The Delphanian shrieked in surprise and pain and one of his hands flew up to cover his wounded, spurting lips and nose. Simultaneously the two inmates who had been flanking him burst forward in a rush, and Kale grabbed his brother's shoulder, spun him hard around, and thrust him back in the direction they'd come.
"Run," Kale shouted, and they did, Trig first, Kale behind him, both of them flying back up the corridor they'd just come down. Behind them the Delphanians' boots clanged off the metal floor, and Trig could hear them shouting, coming closer. There was no way he and his brother could possibly outrun them. And even if by some quirk of fate they did escape, Aur Myss would be waiting for them tomorrow and the next day and-
Rounding the bend, Trig almost collided with a guard standing directly in front of him.
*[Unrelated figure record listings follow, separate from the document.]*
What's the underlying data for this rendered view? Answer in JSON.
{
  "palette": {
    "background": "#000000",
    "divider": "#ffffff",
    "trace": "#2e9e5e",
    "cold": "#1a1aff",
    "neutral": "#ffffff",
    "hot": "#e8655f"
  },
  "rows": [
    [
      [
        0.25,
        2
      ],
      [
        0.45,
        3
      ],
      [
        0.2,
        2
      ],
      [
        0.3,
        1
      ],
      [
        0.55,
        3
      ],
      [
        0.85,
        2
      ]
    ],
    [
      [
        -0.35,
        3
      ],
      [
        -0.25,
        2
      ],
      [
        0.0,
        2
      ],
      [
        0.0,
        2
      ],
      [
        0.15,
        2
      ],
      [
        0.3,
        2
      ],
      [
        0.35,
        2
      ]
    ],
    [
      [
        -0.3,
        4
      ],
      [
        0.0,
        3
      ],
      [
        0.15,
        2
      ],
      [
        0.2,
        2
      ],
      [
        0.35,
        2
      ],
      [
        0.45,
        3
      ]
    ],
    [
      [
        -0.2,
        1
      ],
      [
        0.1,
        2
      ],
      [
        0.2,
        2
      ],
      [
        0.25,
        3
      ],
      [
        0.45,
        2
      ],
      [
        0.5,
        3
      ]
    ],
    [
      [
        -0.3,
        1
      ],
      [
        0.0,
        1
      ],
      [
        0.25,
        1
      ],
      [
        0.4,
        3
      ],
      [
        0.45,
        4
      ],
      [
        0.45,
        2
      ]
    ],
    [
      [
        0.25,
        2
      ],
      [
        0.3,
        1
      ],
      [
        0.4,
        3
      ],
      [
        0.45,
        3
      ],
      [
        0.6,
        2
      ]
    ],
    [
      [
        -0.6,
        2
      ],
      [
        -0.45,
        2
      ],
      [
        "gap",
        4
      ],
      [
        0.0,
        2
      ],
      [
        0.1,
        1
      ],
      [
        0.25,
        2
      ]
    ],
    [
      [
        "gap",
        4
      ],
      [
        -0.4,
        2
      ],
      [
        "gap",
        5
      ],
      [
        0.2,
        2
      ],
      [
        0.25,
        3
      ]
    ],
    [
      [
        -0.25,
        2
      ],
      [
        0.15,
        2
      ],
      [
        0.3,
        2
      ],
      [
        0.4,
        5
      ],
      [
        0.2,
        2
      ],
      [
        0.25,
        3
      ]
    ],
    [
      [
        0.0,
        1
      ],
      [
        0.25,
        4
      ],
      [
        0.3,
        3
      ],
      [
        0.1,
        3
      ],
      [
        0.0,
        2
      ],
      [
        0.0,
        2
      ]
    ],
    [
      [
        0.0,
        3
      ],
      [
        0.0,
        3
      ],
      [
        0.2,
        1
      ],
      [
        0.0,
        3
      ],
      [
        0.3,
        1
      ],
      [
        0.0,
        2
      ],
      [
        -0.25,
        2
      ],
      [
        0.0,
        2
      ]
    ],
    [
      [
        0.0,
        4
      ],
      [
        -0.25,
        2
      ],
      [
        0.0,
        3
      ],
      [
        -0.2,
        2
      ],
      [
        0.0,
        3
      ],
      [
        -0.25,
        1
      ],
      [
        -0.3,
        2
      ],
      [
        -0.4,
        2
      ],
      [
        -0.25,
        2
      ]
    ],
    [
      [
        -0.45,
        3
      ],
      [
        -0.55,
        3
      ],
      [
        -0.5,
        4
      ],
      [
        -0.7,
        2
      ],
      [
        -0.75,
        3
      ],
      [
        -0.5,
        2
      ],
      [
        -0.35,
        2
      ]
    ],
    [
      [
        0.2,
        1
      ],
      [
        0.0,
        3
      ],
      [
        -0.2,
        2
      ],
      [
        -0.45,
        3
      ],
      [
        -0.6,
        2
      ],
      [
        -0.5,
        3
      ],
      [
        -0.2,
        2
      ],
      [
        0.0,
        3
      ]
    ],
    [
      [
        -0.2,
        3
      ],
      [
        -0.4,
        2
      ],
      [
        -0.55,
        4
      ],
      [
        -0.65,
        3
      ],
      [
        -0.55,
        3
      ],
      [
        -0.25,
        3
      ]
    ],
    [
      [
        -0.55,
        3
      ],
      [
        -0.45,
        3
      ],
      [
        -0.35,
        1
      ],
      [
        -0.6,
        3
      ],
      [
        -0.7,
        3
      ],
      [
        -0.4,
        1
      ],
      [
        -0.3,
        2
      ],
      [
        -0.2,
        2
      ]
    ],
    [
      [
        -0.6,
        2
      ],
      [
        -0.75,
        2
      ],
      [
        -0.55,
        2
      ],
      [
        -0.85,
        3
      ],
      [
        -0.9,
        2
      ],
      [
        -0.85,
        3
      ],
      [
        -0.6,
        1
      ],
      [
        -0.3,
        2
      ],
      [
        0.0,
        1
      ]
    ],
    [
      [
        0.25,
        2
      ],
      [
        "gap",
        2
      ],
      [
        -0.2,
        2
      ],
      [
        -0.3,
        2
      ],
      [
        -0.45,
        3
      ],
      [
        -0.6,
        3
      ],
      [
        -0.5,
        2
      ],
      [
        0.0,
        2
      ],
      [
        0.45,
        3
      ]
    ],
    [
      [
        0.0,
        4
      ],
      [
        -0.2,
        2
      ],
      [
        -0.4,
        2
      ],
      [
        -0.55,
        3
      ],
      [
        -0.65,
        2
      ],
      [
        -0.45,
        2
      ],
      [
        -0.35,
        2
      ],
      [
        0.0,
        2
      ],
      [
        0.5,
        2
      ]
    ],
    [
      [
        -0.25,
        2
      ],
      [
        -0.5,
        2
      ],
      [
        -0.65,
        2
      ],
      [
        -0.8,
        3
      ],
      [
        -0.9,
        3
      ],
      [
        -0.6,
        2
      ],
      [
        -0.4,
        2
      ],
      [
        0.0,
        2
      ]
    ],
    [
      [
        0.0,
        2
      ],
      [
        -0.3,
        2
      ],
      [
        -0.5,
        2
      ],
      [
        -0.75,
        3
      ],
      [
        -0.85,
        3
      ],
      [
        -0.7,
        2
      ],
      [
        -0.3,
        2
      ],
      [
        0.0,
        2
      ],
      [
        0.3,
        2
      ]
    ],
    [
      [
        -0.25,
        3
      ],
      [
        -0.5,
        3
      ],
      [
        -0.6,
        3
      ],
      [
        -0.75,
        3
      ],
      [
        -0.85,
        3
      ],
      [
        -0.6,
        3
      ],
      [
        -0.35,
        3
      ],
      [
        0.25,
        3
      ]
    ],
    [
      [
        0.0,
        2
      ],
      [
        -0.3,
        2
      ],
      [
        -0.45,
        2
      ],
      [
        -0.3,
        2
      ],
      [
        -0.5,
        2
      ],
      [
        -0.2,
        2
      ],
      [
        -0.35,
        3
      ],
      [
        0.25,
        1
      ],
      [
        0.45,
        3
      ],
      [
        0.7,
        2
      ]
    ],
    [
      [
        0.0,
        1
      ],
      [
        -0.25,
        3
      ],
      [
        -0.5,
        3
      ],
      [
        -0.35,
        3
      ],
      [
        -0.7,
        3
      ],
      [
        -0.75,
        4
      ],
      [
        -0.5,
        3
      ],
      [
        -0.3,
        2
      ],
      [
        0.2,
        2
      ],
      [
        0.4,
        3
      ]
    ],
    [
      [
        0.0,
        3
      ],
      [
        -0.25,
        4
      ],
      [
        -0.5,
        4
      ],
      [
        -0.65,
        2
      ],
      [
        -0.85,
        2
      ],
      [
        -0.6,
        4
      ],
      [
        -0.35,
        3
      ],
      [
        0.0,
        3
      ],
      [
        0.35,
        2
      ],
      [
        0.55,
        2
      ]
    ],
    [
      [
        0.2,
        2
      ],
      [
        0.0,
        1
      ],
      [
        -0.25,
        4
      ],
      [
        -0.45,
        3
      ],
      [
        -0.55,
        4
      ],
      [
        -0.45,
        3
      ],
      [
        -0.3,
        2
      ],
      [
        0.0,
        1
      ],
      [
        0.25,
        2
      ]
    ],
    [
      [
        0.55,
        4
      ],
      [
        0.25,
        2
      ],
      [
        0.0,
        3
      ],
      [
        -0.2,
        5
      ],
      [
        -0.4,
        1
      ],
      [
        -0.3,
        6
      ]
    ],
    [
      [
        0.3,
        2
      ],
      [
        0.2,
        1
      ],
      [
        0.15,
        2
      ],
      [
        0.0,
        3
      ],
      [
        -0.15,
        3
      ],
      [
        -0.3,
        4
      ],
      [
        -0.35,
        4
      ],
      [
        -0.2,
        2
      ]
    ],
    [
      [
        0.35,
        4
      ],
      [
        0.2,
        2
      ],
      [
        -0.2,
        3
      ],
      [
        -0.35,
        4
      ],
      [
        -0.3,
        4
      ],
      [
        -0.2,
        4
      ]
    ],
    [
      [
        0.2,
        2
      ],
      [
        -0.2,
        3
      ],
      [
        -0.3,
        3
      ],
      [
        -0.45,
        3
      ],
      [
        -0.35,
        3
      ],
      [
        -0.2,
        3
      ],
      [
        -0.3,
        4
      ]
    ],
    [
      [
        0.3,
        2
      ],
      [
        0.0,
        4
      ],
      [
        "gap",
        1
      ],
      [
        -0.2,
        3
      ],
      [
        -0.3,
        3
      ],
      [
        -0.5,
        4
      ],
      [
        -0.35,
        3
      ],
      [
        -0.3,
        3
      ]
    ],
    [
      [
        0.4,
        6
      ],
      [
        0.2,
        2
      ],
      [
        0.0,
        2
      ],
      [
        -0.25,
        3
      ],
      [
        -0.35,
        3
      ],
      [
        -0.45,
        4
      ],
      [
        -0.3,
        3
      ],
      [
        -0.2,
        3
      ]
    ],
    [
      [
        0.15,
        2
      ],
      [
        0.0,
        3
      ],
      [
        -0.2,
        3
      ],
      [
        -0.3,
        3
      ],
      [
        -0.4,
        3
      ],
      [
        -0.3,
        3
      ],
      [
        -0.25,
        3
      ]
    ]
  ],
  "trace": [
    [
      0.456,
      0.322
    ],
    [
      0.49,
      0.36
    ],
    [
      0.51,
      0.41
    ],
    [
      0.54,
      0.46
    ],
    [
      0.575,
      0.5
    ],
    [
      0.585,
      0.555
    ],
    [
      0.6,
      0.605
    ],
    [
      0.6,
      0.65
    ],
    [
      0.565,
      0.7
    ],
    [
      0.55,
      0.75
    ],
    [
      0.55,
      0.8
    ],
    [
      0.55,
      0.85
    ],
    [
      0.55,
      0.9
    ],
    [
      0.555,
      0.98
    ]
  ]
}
The ICO put up both hands in a reflexive warding-off gesture, and the sudden stop that kept Trig from slamming into him was followed an instant later by Kale hitting him from behind.
"What's going on here?" the guard asked.
"Nothing, sir, we just. " Trig started, and it occurred to him that there was no reason why the guards should be this far down the walkways to begin with.
And then, between the pounding rhythm of his own heart, he realized something else.
The Purge had fallen absolutely silent.
The vibrations that had unsettled him, broadcasting their emanations up through the bones of his feet, ankles, and knees, had gone completely still.
For the first time since he'd come aboard, the engines had stopped.